Далеко не всем исследователям удавалось беспристрастно оценить «Сказку моей жизни». Пл. Краснов сравнивает автобиографию Андерсена с «Dichtung und Wahrheit» Гёте и приходит к выводу, что произведение немецкого поэта сильно усту пает «Сказке» как в стилистическом отношении, так и в том, какой предстает перед читателем фигура автора. Любопытно мнение критика, что «Андерсен, как личность, все время остается на втором плане»36 (в отличие от Гёте, «самодовольная фигура» которого «повсюду появляется на сцену» 7) . Краснов восхищается тем, что на первом плане в «Сказке» - «собственно история литературных успехов Андерсена с тех пор, как он впервые стал рассказывать сказки в Оденсе знакомым девочкам и до последних лет его жизни...» Автора не смущает то обстоятельство, что детские «пробы пера» Андерсена ни в коей мере не могут считаться «литературными успехами». Пл. Краснов идет дальше самого Андерсена в обвинениях и, причислив к обидчикам датского поэта таких его друзей и покровителей, как семейство Коллинов, называет их наряду с некоторыми другими людьми «ничтожествами, когда-то оказывавшими мелкие прозаические услуги Андерсену»

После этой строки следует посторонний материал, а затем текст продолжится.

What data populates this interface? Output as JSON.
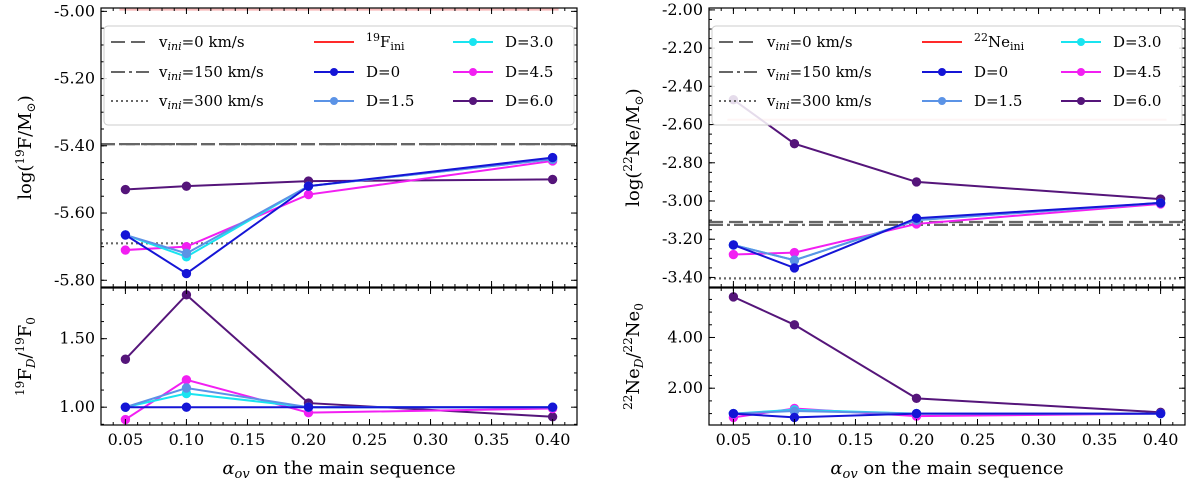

Объективность Бекетовой проявляется, в частности, в ее суждении о превосходстве первой части автобиографии, которая «относится к детству Андерсена, к неудачам и превратностям его судьбы», по сравнению со второй, написанной, по мнению автора, «бледнее», «формально, поверхностно и едва ли вполне искренно»40. Особенно интересно точное замечание Бекетовой о том, что во второй части автобиографии приходится видеть «одну и ту же характеристику совершенно разных лиц. Все они одинаково интересны, любезны, умны, талантливы и вообще - прекрасные люди». Речь идет о бесконечных перечислениях знакомых коронованных особ, художников и других известных людей (в то время как у Пл. Краснова андерсеновские рассказы о признании его таланта «коронованными особами Европы» вызывают искренний интерес). Однако даже о первой части «Сказки моей жизни» современным исследователем сказано буквально следующее: «Первая часть - то есть время до 1828 года - самая лучшая, но, к сожалению, на нее можно полагаться не больше, чем на бабьи сплетни». Чрезмерная чувствительность Андерсена к критике также отразилась на его автобиографии и, как следствие, и на биографическом очерке, посвященном его жизни. При чтении его создается впечатление, что критика всегда была несправедливой и безжалостной. Но, хотя непризнание в Дании действительно имело место долгие годы, критика далеко не всегда бывала несправедливой. Например, вполне закономерен был тяжело переживаемый Андерсеном провал драмы «Агнета» как вещи посредственной; к сказкам же и сам автор поначалу не относился серьезно44, что не отражено в очерке М. Бекетовой. Имеют место и неточности перевода. На совет книгопродавца Иверсена заняться каким-нибудь ремеслом Андерсен у Бекетовой отвечает: «Это было бы большим грехом!»45, что вызывает некоторое недоумение, как несуразность или свидетельство непомерной гордыни; действительный же смысл андерсеновской фразы: «Нет, это было бы обидно!»46.

Литературная критика

Для литературной критики в собственном смысле слова интерес представляли художественные особенности произведений Андерсена, а также, в числе прочего, степень обусловленности написанного событиями жизни автора. Критики давали в целом достаточно объективную оценку творчества писателя, выделяя сказки как лучшую часть написанного, шедевр, также отмечая часть малой прозы и характеризуя как менее интересные - романы, стихи и как в целом неудачные - пьесы.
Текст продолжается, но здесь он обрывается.